Just a few years into my Christian faith, Shari and I began attending Miami Shores Presbyterian Church. The pastor there was a great preacher and teacher--he spoke in such a radio-quality deep voice that everyone else who spoke during the service sounded like they had sucked helium. I noticed that every Sunday (emphasize every) he ended a brief prayer before he began preaching with the words "May the words of my mouth and the meditations of our hearts be pleasing in your sight, O Lord, our Rock and Redeemer!" I thought to myself, "Poor guy, I wonder if he realizes he says the same exact thing each week." A few years later I was preparing to preach my first sermon before a congregation. I was scared to death. I was reading Psalm 18 for comfort. I read on, by accident really, through the chapter division and got to Psalm 19 verse 14. Whoa!
I realized that these were really central aims of mine as I'd endeavor to preach--that my words would please God, and that our participation together in considering His word would please Him. Most Sundays, I include that very phrase in my own prayer out loud. The Sundays I don't actually say it, you can count on the fact that I'm still praying it silently. The old preacher with the baritone voice had something.
The strange trio of thoughts? First: Is my fly up? No, I'm not kidding. It crosses my mind almost every time I stand in front of a crowd for any reason. There have been a few occasions in my lifetime where someone rose to teach or preach and their zipper was down. You know how awkward that is. You don't know if you should say something, pretend you don't notice, hope they'll maybe feel a breeze and take care of it, etc. I'm pretty good about learning lessons from others' misfortune. I admit it, I check my zipper!

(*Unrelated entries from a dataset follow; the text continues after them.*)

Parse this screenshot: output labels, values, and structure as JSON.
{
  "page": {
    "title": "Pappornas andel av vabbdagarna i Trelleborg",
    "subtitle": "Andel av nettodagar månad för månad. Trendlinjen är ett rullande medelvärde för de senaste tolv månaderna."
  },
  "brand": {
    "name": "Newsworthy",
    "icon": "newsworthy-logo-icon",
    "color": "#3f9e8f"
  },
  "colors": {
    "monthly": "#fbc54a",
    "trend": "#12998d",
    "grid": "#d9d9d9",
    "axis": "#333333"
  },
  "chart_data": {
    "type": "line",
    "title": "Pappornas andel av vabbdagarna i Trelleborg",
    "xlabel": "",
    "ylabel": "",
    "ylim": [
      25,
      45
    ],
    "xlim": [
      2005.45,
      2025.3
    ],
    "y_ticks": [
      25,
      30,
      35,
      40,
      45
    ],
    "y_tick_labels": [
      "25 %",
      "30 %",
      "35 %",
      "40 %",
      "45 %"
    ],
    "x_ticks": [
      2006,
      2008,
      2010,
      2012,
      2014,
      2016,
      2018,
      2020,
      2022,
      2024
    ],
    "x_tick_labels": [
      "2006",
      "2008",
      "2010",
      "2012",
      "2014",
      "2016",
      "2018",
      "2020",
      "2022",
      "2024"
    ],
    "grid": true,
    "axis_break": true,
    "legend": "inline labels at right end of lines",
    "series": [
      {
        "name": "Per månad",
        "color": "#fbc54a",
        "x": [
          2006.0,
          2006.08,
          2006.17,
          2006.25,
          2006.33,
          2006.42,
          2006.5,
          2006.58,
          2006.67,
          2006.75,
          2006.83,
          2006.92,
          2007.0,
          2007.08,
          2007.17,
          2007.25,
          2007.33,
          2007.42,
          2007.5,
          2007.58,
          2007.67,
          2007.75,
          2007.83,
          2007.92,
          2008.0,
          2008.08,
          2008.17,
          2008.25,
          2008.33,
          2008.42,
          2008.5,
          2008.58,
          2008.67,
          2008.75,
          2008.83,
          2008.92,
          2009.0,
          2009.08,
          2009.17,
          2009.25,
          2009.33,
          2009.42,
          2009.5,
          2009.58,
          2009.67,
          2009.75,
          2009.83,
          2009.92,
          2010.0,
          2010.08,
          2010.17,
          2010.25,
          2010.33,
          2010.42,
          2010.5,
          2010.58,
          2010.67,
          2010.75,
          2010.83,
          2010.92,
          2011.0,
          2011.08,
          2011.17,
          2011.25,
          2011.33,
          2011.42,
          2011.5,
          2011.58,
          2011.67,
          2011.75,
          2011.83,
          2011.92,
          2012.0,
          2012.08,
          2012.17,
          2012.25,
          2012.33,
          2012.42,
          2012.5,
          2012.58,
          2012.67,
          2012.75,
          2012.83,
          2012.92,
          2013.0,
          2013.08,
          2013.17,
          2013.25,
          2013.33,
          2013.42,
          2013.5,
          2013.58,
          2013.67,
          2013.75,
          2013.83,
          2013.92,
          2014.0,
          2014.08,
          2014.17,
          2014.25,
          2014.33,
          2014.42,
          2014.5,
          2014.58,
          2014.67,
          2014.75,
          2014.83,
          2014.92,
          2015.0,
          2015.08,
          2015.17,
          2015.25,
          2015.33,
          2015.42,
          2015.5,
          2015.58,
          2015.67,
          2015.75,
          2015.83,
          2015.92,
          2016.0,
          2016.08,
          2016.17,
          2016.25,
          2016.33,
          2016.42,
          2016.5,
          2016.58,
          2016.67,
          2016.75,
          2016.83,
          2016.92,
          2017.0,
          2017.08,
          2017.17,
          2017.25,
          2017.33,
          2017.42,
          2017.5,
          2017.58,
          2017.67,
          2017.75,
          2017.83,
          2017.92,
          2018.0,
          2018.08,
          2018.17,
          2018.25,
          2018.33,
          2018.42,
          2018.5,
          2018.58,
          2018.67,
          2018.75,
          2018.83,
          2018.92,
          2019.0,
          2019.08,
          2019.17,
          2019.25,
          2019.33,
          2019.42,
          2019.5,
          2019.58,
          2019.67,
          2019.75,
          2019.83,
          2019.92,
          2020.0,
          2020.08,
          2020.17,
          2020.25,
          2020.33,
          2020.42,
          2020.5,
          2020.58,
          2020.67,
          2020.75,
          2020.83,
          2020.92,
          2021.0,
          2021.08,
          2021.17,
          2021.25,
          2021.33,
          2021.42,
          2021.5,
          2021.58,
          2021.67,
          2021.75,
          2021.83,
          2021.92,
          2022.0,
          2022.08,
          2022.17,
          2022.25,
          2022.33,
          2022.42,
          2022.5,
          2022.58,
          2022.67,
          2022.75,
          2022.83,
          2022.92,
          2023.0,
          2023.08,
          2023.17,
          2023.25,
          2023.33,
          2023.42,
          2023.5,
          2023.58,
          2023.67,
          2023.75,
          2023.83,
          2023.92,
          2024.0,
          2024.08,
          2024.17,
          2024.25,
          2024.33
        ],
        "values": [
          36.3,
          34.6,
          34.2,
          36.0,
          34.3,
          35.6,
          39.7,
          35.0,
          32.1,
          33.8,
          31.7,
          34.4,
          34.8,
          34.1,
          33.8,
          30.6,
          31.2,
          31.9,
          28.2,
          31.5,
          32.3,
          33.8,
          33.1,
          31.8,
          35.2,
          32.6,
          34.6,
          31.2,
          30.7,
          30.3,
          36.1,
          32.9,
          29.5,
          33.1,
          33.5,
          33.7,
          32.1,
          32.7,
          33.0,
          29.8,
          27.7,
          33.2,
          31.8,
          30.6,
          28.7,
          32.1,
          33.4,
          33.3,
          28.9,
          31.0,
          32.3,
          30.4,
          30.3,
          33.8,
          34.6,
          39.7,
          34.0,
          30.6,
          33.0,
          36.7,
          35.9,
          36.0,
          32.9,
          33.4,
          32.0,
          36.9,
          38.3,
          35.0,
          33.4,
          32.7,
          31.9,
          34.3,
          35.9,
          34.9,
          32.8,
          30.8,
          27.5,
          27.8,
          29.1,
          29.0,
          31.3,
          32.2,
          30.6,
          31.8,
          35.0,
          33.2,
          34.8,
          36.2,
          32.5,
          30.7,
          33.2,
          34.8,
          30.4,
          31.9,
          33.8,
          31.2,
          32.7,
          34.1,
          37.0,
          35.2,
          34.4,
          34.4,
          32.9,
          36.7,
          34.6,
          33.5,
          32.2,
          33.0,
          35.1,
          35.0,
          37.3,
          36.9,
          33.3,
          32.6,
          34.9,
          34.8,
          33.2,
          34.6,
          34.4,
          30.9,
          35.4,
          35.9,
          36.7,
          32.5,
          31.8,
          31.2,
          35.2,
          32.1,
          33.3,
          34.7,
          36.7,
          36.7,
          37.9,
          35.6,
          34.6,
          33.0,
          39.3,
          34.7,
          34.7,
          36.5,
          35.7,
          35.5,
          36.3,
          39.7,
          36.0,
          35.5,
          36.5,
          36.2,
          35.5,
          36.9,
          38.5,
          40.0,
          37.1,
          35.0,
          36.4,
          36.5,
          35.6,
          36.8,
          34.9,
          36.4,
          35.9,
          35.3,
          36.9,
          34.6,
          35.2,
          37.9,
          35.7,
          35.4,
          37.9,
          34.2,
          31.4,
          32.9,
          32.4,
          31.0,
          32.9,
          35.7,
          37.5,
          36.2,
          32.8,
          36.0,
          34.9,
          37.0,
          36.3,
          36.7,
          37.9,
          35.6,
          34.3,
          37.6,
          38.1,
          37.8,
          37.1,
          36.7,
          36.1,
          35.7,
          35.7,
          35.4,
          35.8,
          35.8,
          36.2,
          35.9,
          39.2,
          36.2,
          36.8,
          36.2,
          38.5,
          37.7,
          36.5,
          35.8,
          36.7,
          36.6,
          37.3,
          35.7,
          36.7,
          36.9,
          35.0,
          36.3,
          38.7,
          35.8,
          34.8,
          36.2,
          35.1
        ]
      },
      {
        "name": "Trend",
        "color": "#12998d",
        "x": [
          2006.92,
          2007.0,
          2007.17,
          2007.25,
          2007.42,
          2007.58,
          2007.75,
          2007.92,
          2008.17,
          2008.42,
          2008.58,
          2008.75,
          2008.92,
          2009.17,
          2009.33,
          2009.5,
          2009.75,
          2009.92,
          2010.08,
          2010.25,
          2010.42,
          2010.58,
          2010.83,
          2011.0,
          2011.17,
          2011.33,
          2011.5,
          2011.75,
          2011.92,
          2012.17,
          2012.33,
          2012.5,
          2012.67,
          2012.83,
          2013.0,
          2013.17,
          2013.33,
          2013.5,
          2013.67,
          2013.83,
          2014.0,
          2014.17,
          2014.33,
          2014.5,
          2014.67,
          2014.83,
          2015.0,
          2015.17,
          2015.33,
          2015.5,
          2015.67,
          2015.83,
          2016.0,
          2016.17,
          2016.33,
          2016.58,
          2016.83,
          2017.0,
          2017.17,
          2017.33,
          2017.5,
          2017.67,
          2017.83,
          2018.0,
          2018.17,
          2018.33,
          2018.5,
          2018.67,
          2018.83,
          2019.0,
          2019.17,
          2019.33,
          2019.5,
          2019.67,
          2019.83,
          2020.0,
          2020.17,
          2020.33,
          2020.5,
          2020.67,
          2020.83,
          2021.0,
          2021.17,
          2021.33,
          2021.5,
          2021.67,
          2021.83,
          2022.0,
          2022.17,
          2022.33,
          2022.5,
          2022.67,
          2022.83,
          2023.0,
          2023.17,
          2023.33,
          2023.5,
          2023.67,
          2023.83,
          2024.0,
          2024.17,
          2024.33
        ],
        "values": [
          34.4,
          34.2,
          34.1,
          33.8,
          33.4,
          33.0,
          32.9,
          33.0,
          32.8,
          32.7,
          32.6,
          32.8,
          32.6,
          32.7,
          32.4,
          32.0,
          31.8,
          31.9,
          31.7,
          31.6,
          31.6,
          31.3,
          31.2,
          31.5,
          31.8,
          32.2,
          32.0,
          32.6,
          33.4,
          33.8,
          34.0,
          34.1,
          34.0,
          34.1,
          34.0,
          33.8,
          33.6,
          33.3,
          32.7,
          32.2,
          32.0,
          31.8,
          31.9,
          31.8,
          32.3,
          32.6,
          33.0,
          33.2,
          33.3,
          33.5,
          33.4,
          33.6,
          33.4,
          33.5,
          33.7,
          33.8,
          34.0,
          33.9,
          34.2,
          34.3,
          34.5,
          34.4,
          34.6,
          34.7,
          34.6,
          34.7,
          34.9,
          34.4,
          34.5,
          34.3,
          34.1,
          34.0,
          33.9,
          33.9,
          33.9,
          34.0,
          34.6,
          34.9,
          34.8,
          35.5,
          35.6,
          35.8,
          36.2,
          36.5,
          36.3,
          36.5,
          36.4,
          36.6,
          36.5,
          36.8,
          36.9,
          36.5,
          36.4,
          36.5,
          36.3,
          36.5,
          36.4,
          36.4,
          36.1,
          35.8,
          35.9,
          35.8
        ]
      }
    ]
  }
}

Second: skirts. It's kind of embarrassing to admit, but one of the things that crosses my mind on Sundays are women in skirts if they're sitting in the front row. One of my standard practices during our congregation prayer time is to sit down on the steps and face the congregation as we pray together corporately. I love to do that because my back isn't towards anyone, I can hear and agree in prayer more easily as we pray. You have to understand that from that vantage point--sitting on the edge of the platform, a woman in a skirt in the front row--not a place I want to put myself. So I have developed a habit of noticing who's in the front row and how they're dressed as I come up front. Here's a behind the scenes tip: If, when we bow to pray together, you see me sit down in the front row with my back to you instead of on the step facing you--you'll know someone is wearing a skirt. Let's hope it's not one of the Elders.
Third, I always look at my Bible to make sure the one I think it is. I had a once in a lifetime--in other words, it happened to me once and I'll never let it happen again. Early in my preaching career I planned a sermon using one of my study bibles. I have to tell you that I was thrilled with the message. This one was going to preach, baby! Sunday morning came and I grabbed my preaching bible, headed to the pulpit, opened to John 5 and was roaring' to go. I read the text out loud to the congregation--and felt the blood drain out of my face. Where was the verse? I turned forward and back. Am I in the wrong chapter? Wrong book? It was John 5, right? Where's the stinking verse? Panic! Turned out that I had planned my entire message--and it was a great one--on John 5, verse 4. The editors of the NIV I held in my hand had removed that verse from their translation. It was very much there in the NKJV I had used to study and prepare... which was at my house... fifteen minutes away... and there I stood. Folks, you have no idea how quickly your mind can spin (and your stomach sour) until you're in front of a crowd to preach on a verse--that is NOT IN YOUR BIBLE!
I pray. My mind hits these three odd handles. Then I preach.